The allure of China's rapidly growing economy has been enticing investors with potential riches for years. However, while its stock market has certainly produced some stunning investment returns, those returns have come with an outsized portion of risk. Not only has China's stock market been extremely volatile, but its investment oversight isn't exactly on par with that of Western economies, which has burned investors more than once.
One way investors can avoid these risks altogether is by investing in Western companies that are benefiting directly from China's growth. Topping that list are commodity producers, as these companies are mining and selling base metals like copper, iron ore, and aluminum to satiate China's commodity-hungry economy. While demand for these commodities is weakening due to a slowdown in China's growth rate, the overall growth in commodities shipped to China isn't expected to end anytime soon.
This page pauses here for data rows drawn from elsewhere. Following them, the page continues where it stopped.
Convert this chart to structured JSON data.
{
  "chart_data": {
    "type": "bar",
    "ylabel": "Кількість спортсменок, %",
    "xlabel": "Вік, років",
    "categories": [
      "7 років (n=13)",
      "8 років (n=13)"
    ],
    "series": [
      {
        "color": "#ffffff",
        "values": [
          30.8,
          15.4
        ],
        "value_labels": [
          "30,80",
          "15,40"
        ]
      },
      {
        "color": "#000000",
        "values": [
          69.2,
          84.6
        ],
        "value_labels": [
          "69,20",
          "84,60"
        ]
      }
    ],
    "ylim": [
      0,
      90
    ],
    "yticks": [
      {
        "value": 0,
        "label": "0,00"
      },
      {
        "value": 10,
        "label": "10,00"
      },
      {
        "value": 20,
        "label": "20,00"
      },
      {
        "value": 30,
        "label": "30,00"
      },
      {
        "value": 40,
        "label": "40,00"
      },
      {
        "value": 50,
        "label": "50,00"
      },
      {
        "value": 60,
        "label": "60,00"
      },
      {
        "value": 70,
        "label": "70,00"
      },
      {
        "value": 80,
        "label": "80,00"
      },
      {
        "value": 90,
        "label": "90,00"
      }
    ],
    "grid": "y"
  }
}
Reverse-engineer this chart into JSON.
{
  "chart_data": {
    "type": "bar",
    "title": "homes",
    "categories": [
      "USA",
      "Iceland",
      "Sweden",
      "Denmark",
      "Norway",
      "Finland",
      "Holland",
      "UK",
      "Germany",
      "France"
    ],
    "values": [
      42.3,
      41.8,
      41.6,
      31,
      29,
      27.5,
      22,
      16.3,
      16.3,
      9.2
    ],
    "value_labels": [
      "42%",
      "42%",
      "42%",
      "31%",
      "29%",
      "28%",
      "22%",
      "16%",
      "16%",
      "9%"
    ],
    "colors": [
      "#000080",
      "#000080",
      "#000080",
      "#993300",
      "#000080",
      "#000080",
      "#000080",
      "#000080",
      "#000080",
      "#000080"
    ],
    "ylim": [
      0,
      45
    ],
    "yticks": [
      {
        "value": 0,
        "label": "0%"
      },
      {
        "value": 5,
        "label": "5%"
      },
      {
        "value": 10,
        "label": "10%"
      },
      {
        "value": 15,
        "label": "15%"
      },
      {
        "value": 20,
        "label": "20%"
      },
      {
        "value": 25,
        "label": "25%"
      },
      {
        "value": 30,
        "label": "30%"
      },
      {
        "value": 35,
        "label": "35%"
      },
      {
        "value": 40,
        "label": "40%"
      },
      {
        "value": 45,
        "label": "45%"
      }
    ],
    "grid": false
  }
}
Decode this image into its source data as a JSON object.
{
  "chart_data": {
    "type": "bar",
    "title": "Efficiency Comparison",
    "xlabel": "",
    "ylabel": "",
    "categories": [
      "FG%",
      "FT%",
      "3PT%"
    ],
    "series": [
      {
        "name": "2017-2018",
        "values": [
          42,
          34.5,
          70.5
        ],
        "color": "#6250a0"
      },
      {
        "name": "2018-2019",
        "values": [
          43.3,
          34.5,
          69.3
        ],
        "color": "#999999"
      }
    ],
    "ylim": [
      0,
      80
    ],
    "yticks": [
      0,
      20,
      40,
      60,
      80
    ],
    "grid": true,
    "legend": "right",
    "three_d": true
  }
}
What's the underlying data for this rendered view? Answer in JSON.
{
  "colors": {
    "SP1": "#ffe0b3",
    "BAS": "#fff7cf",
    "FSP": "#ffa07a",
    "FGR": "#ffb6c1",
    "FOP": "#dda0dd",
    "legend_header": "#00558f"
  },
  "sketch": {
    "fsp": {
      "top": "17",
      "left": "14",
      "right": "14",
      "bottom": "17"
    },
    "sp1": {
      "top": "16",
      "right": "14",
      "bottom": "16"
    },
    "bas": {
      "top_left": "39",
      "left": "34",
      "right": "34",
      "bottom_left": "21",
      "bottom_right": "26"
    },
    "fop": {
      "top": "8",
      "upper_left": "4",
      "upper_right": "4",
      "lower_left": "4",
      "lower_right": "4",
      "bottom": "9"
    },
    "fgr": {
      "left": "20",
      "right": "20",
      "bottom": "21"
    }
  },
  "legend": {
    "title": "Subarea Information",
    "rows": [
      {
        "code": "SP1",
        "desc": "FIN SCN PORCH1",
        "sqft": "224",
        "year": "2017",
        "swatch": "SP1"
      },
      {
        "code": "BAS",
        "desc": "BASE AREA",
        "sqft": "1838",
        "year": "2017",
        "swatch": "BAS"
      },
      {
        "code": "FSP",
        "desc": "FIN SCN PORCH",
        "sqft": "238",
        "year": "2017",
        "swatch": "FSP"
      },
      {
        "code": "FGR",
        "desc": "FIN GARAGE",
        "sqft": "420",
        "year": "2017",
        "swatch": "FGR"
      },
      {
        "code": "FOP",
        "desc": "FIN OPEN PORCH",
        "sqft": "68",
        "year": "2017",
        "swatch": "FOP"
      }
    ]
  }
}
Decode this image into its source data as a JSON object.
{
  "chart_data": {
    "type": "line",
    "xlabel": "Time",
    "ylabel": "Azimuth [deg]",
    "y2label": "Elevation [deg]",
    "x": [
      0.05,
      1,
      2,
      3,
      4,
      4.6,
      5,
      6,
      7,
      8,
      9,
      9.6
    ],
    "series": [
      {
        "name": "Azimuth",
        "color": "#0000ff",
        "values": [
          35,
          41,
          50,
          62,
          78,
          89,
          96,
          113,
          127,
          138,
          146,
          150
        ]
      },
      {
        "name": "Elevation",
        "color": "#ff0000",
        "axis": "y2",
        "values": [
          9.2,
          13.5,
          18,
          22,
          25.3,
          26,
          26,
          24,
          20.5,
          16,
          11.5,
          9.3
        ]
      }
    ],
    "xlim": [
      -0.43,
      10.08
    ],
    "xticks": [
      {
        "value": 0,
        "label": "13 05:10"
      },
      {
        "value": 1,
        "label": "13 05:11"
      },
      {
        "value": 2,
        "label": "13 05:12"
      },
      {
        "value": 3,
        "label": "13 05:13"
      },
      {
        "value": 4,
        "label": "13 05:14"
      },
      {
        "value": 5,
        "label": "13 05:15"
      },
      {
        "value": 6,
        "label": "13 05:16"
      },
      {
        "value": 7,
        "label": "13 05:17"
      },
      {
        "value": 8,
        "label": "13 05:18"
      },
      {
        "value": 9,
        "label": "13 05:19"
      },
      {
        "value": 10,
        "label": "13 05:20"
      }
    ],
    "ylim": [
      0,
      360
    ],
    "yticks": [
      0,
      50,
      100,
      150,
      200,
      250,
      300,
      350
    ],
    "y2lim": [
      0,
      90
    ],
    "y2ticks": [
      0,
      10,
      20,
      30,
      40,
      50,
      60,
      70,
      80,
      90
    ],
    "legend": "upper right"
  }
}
That's a trend that will drive future growth for top commodity producers Freeport-McMoRan (NYSE:FCX), BHP Billiton (NYSE:BHP), and Rio Tinto (NYSE:RIO), making the trio the three best stocks to invest in China's growth.
Over the next decade Chinese demand for copper is expected to grow from roughly 12 million tonnes per year to more than 18 million tonnes per year, as noted on the top chart in following slide.
As is also noted on that slide, overall global copper growth over the next decade is expected to be a very robust 28%. That is a much faster growth rate than the previous decade, despite coming off of a larger base. It's also worth pointing out that by 2024 Chinese demand for copper will almost eclipse total worldwide demand for the metal in 2004. Further, this growing demand will be affected by supply challenges, as existing mines won't be able to keep up with demand due to expected production declines. This indicates that there will be plenty of growth opportunities for copper producers Freeport-McMoRan, BHP Billiton, and Rio Tinto in the near future.
This is why all three companies are investing now to grow copper production. Freeport-McMoRan, which is already the largest publicly traded copper company, is in the middle of a multi-billion dollar copper expansion phase, which will boost its copper production from its current rate of 960 million pounds to nearly 1.4 billion pounds next year. Further, the expansion will push its unit net cash cost from $1.62 per pound all the way down to $1.20 per pound. Not to be outdone, 30% of BHP Billiton's major growth capital and about 10% of its exploration capital is being invested in future copper projects, while Rio Tinto is investing heavily in the Oyu Tolgoi project, which will drive future copper production growth.
Lots of heavy lifting still to do
China is also expected to drive growing demand for steelmaking commodities like iron ore and metallurgical coal. The Chief Executive of Rio Tinto's Diamonds & Minerals division, Alan Davies, recently pointed this out in a speech when he noted that, "When it comes to crude steel, China need only grow its production by 1% a year to be at 1 billion tonnes by 2030." That suggests it will need a growing supply of iron ore and metallurgical coal to continue to produce steel, which is exactly what we see in projected iron ore demand in the following slide.
That's a trend that plays right into the strengths of both BHP Billiton and Rio Tinto, as they are two of the top three iron ore producers in the world. Further, both are among the lowest cost producers as well, which is key for surviving turbulent commodity prices.
Investors looking for the best way to invest in China's growth should consider investing in the companies that produce the commodities it needs to drive that growth, with the three best being Freeport-McMoRan, BHP Billiton, and Rio Tinto. What makes these three the best is the fact that they are not only among the largest producers in the world, but are all among the lowest cost producers. That will yield better profitability over the long-term, which is what drives strong returns for investors.